Das gilt auch für den Turion 64 X2: Das Asus A6T und das MSI Megabook S271 liegen bei gleichem Arbeitstakt über 30 Prozent beziehungsweise über 20 Prozent vor Notebooks mit einem Turion 64. Selbst das schnellste Turion-64-Notebook, das wir bisher getestet haben, das HP Pavilion DV5189 (Turion 64 ML-40, 2,2 GHz) kommt mit 149 Punkten im Sysmark 2004SE nicht am MSI Megabook S271 mit einem Turion 64 X2 TL-50 (1,06 GHz) vorbei.

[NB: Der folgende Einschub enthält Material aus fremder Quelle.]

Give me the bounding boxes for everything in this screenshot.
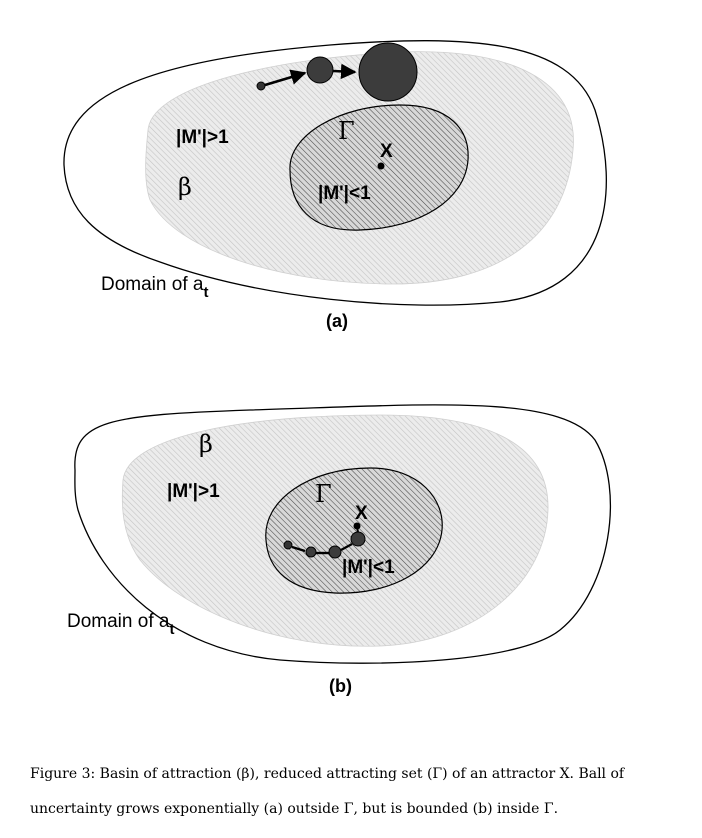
growth-arrow — [264, 69, 307, 87]
domain-label: Domain of at — [101, 274, 208, 301]
attractor-label: X — [380, 141, 393, 162]
domain-label-subscript: t — [203, 284, 208, 301]
uncertainty-ball — [283, 540, 293, 550]
attractor-label: X — [355, 503, 368, 524]
caption-line: uncertainty grows exponentially (a) outs… — [30, 801, 559, 817]
outer-multiplier-label: |M'|>1 — [167, 481, 220, 502]
panel-a-label: (a) — [326, 311, 348, 331]
uncertainty-ball — [305, 546, 317, 558]
inner-multiplier-label: |M'|<1 — [342, 557, 395, 578]
inner-multiplier-label: |M'|<1 — [318, 183, 371, 204]
domain-label: Domain of at — [67, 611, 174, 638]
uncertainty-ball-trajectory — [283, 526, 366, 559]
growth-arrow — [332, 63, 357, 80]
uncertainty-ball — [328, 545, 342, 559]
domain-label-text: Domain of a — [101, 274, 204, 295]
panel-b: X Γ |M'|<1 |M'|>1 β Domain of at (b) — [67, 404, 612, 696]
gamma-label: Γ — [315, 480, 332, 508]
attractor-point — [377, 162, 385, 170]
uncertainty-ball-trajectory — [256, 42, 418, 102]
beta-label: β — [178, 173, 192, 201]
outer-multiplier-label: |M'|>1 — [176, 127, 229, 148]
figure-caption: Figure 3: Basin of attraction (β), reduc… — [30, 757, 680, 827]
figure-diagram: X Γ |M'|<1 |M'|>1 β Domain of at (a) X Γ… — [63, 40, 612, 696]
beta-label: β — [199, 430, 213, 458]
uncertainty-ball — [350, 531, 366, 547]
uncertainty-ball — [306, 56, 334, 84]
uncertainty-ball — [358, 42, 418, 102]
panel-b-label: (b) — [329, 676, 352, 696]
reduced-attracting-set — [265, 467, 443, 594]
panel-a: X Γ |M'|<1 |M'|>1 β Domain of at (a) — [63, 40, 607, 331]
trajectory-arrow — [340, 542, 353, 552]
domain-label-subscript: t — [169, 621, 174, 638]
gamma-label: Γ — [338, 117, 355, 145]
caption-line: Figure 3: Basin of attraction (β), reduc… — [30, 766, 625, 782]
trajectory-arrow — [291, 545, 306, 553]
uncertainty-ball — [256, 81, 266, 91]
attractor-point — [353, 522, 361, 530]
domain-label-text: Domain of a — [67, 611, 170, 632]
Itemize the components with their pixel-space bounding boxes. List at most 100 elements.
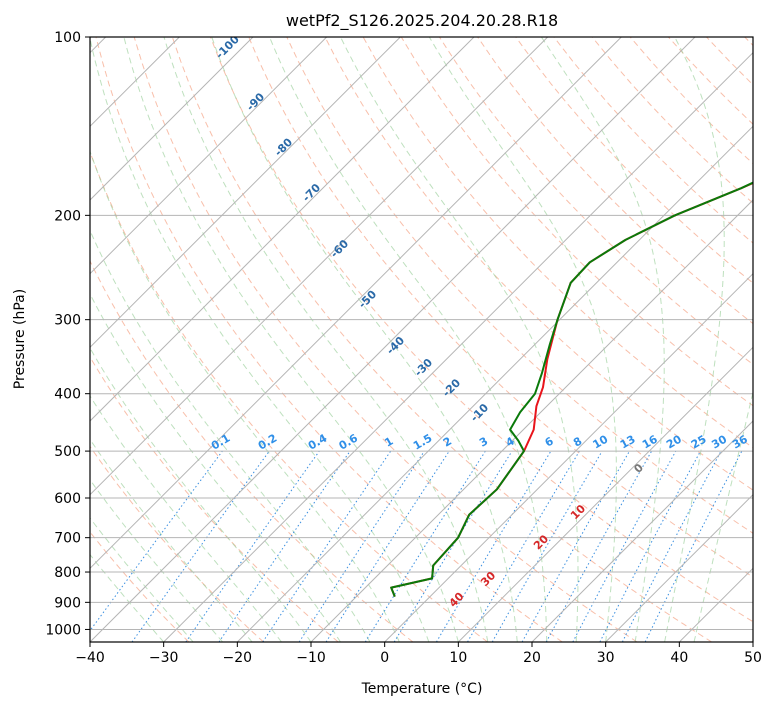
x-tick-label: 10 [449, 650, 467, 666]
moist-adiabat [90, 149, 400, 642]
mixing-ratio-line [185, 450, 320, 642]
dry-adiabat-label: -10 [468, 401, 491, 424]
x-tick-label: 50 [744, 650, 762, 666]
mixing-ratio-label: 3 [477, 435, 490, 450]
isotherm [310, 199, 753, 642]
mixing-ratio-line [599, 450, 701, 642]
mixing-ratio-label: 0.4 [306, 431, 330, 452]
dry-adiabat [248, 37, 753, 578]
y-tick-label: 400 [54, 387, 81, 403]
moist-adiabat [90, 293, 341, 642]
mixing-ratio-line [364, 450, 486, 642]
mixing-ratio-label: 0.2 [256, 432, 279, 453]
mixing-ratio-line [545, 450, 653, 642]
x-tick-label: −30 [149, 650, 179, 666]
dry-adiabat [286, 37, 753, 534]
isotherm [90, 37, 401, 349]
y-tick-label: 900 [54, 595, 81, 611]
isotherm [752, 641, 753, 642]
dry-adiabat [90, 531, 190, 642]
y-tick-label: 600 [54, 491, 81, 507]
isotherm [605, 493, 753, 642]
dry-adiabat [90, 445, 264, 642]
dry-adiabat-label: -60 [328, 237, 351, 260]
moist-adiabat-label: 40 [447, 590, 467, 610]
dry-adiabat [744, 37, 753, 47]
mixing-ratio-line [325, 450, 450, 642]
line-labels: 0.1 0.2 0.4 0.6 1 1.5 2 3 4 6 8 10 13 16 20 25 30 36-100-… [209, 37, 750, 610]
profile-line-2 [390, 181, 753, 597]
isotherm [531, 420, 753, 642]
moist-adiabat [123, 37, 459, 642]
dry-adiabat-label: -50 [356, 288, 379, 311]
isotherm [163, 51, 753, 642]
isotherm [236, 125, 753, 642]
moist-adiabat [90, 517, 194, 642]
mixing-ratio-label: 0.1 [209, 432, 232, 453]
dry-adiabat-label: -90 [244, 90, 267, 113]
dry-adiabat-label: -30 [412, 356, 435, 379]
isotherm [90, 37, 328, 275]
mixing-ratio-line [298, 450, 425, 642]
dry-adiabat [171, 37, 712, 642]
y-tick-label: 300 [54, 313, 81, 329]
mixing-ratio-line [572, 450, 677, 642]
moist-adiabat [540, 37, 665, 642]
mixing-ratio-label: 16 [640, 432, 660, 451]
profile-lines [390, 181, 753, 597]
moist-adiabat-label: 20 [531, 532, 551, 552]
mixing-ratio-label: 10 [590, 432, 610, 451]
x-tick-label: −10 [296, 650, 326, 666]
dry-adiabat-label: -20 [440, 376, 463, 399]
mixing-ratio-line [218, 450, 351, 642]
isotherm [90, 37, 622, 570]
plot-frame [89, 36, 754, 643]
x-tick-label: 0 [380, 650, 389, 666]
dry-adiabat [90, 356, 339, 642]
isotherm [90, 37, 549, 496]
mixing-ratio-line [90, 450, 223, 632]
moist-adiabat [90, 479, 223, 642]
moist-adiabat [211, 37, 518, 642]
moist-adiabat [90, 37, 430, 642]
mixing-ratio-label: 36 [730, 432, 750, 451]
mixing-ratio-line [262, 450, 392, 642]
moist-adiabat [428, 37, 617, 642]
x-tick-label: −40 [75, 650, 105, 666]
moist-adiabat-label: 0 [631, 461, 646, 476]
x-axis-label: Temperature (°C) [361, 681, 483, 697]
mixing-ratio-label: 1 [382, 435, 395, 450]
y-tick-label: 100 [54, 30, 81, 46]
y-tick-label: 800 [54, 565, 81, 581]
y-tick-label: 700 [54, 531, 81, 547]
moist-adiabat [693, 390, 753, 642]
moist-adiabat [90, 438, 253, 642]
mixing-ratio-label: 13 [618, 433, 638, 452]
moist-adiabat [163, 37, 489, 642]
moist-adiabat [269, 37, 548, 642]
mixing-ratio-label: 30 [709, 432, 729, 451]
dry-adiabat [515, 37, 753, 284]
x-tick-label: 40 [670, 650, 688, 666]
mixing-ratio-label: 8 [571, 435, 584, 450]
isotherm [90, 37, 475, 422]
y-tick-label: 1000 [45, 622, 81, 638]
mixing-ratio-line [521, 450, 630, 642]
isotherm [678, 567, 753, 642]
dry-adiabat [324, 37, 753, 491]
background-lines [90, 37, 753, 642]
moist-adiabat [664, 37, 725, 642]
y-tick-label: 500 [54, 444, 81, 460]
y-tick-label: 200 [54, 208, 81, 224]
dry-adiabat [90, 259, 414, 642]
x-tick-label: −20 [223, 650, 253, 666]
mixing-ratio-label: 6 [543, 434, 556, 449]
mixing-ratio-label: 25 [689, 433, 709, 452]
dry-adiabat [133, 37, 638, 642]
moist-adiabat [90, 394, 282, 642]
mixing-ratio-line [393, 450, 513, 642]
moist-adiabat [340, 37, 579, 642]
isotherm [457, 346, 753, 642]
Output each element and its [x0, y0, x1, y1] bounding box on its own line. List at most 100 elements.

Im Duell mit dem Doppelkerner von Intel ziehen die AMD-Notebooks knapp den Kürzeren: Das Asus A6T ist zwar genauso schnell wie das Dell Inspiron 9400 mit Core Duo T2300 – doch das Dell-Notebook besitzt nur halb soviel Arbeitsspeicher. Bei gleichen Bedingungen – nämlich 1 GB RAM – sind die Centrino-Duo-Notebooks mit dem T2300 um zehn bis 20 Prozent schneller. Noch höher fällt der Rückstand bei Anwendungen auf, die besonders vom größeren L2-Cache des Core Duo profitieren wie Adobe Premiere oder Photoshop.

Notebook

Prozessor / Arbeitsspeicher

Punkte Sysmark 2004SE

Asus A6T

Turion 64 X2 TL-52 / 1 GB

165

Asus A6Ja

Core Duo T2300 / 1 GB

189

MSI Megabook S271

Turion 64 X2 TL-50 / 1 GB

154

Dell Inspiron 9400

Core Duo T2300 / 512 MB

165

Akkulaufzeit

Der Prozessor trägt nur einen Bruchteil zum Stromverbrauch eines Notebooks bei – rund zehn bis 15 Prozent. Andere Stromfresser wie Display, Chipsatz, Grafikkarte und Festplatte spielen eine ähnlich wichtige oder noch größere Rolle.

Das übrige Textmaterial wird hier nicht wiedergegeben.